Abdelkader pointed to the example of one bank in Texas that had a strict timeline to go to market with one of its commercial cards. It turned out that in the process of developing those cards, the VGS client found a stumbling block in compliance and security. That hampered their efforts to go live with the cards, as well as their efforts to determine just how individuals would interact with their FIs when activating, using or reporting issues with those cards. Aliasing, he said, can intercept a customer email or text message and “rewrite” it by replacing a card number with the alias — thus, the sensitive data never makes it to the customer agent.
Consider it a case of building a bridge between card deployment and card use, as well as building up a steady flow of transactions.
“The whole point of this is that we solve the back-office problems, but also help customers go live faster,” Abdelkader said — and the transaction lift has been significant, about 15 percent to 20 percent, VGS has observed. “Those transactions do not need to be ‘nurtured’ to get the bank to start seeing revenue right away,” he added.
Giving Context To The Cards
Abdelkader said that the flexibility and programmability of the virtual cards can give rise to scenarios where the cards satisfy concrete use cases such as budgeting, where spending limits are in place over a certain timeframe and only for certain items. Or the cards, he said, can be provisioned to children, with similar limits, to teach them good spending habits. In the commercial setting, virtual cards can be similarly budgeted or limited to treasury functions, or limited by department spend.

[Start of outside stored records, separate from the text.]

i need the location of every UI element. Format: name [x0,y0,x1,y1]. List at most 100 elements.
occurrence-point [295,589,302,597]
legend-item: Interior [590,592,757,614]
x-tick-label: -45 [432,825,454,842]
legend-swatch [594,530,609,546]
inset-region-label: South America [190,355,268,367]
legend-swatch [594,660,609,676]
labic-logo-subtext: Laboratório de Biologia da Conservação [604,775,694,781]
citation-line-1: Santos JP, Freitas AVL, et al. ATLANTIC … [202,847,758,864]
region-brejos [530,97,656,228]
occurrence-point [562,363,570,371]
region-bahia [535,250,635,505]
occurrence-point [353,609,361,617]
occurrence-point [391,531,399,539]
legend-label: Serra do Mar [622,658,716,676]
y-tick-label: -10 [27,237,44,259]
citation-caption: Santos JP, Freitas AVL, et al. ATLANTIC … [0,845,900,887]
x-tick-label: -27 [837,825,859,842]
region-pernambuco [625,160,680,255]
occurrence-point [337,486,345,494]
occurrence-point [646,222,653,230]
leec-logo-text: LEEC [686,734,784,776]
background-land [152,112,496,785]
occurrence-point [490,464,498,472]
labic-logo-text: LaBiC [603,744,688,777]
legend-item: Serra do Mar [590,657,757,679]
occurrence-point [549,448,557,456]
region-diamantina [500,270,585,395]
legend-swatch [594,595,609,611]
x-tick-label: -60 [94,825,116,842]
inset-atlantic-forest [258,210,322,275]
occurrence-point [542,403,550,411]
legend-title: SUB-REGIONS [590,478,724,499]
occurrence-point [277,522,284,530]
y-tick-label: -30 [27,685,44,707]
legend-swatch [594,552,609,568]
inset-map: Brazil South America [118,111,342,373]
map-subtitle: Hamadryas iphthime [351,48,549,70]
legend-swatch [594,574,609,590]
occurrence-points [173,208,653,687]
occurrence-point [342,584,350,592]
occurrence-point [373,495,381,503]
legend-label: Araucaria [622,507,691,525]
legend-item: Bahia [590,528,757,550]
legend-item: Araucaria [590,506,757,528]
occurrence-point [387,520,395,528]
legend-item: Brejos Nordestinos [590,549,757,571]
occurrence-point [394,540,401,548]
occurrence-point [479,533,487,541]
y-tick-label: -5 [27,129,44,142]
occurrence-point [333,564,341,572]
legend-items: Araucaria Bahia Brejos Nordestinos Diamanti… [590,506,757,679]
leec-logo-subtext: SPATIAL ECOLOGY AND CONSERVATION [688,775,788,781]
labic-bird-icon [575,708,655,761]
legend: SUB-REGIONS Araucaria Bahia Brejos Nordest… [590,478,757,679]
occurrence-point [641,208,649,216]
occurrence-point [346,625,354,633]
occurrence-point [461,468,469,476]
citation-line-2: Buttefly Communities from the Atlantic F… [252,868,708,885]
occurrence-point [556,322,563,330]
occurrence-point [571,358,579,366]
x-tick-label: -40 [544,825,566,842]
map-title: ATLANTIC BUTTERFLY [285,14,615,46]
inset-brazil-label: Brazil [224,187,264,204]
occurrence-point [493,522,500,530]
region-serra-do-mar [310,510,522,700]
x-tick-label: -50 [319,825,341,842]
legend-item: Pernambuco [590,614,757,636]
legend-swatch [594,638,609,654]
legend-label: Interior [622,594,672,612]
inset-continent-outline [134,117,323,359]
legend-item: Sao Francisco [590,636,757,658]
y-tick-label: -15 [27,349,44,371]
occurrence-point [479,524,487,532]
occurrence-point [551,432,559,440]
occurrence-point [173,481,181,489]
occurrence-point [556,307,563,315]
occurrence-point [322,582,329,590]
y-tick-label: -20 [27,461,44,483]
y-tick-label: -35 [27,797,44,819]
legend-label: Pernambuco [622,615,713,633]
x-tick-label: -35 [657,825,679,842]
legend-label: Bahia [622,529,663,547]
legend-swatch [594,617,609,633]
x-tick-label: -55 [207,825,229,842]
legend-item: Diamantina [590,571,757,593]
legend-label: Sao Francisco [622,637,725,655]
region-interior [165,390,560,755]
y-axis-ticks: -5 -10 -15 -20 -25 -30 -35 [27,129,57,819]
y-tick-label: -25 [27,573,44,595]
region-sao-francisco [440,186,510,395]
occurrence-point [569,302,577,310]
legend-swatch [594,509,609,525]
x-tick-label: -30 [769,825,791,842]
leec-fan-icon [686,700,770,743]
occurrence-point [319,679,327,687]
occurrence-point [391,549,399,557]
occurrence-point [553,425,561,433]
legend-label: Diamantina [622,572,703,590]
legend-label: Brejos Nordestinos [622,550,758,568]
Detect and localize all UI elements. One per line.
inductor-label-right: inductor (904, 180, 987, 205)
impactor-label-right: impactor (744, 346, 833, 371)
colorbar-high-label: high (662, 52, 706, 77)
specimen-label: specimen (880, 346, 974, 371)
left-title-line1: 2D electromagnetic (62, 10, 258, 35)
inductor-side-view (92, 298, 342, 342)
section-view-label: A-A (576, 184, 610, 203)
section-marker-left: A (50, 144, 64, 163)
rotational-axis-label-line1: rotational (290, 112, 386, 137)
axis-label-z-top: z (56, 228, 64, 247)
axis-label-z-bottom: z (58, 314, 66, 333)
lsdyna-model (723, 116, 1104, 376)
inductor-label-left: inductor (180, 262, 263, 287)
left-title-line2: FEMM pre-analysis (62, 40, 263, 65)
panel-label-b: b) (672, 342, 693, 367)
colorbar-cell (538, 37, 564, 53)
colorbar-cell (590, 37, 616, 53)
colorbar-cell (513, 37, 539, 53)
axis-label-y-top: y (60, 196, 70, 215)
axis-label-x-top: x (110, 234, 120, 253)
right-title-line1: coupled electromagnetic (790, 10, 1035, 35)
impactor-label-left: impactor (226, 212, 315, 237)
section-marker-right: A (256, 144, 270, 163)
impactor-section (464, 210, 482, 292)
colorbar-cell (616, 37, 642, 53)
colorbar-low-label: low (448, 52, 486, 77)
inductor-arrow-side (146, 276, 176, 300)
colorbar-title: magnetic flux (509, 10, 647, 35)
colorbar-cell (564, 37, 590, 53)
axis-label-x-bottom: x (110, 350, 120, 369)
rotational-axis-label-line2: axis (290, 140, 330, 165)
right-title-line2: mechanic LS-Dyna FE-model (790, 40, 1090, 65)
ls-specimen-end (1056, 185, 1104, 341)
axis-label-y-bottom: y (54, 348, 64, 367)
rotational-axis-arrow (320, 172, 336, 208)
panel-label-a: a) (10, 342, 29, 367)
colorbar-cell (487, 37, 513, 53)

Looking ahead, product development initiatives exist that can give users the ability to “opt-in” to move their cards to top of wallet (with promotional activities to entice those decisions) or to push a preferred payment method. As Abdelkader told Webster, to aid FIs’ initiatives to innovate their card programs, delving into data and data privacy, “we built a platform to let you build applications on top of sensitive data, and we know that the interfaces that you use today to collect the sensitive data itself should be a platform.”
As he told Webster, with data aliasing, “the virtual card issuing piece is done. Now card issuers can focus on what they can enable on those cards.”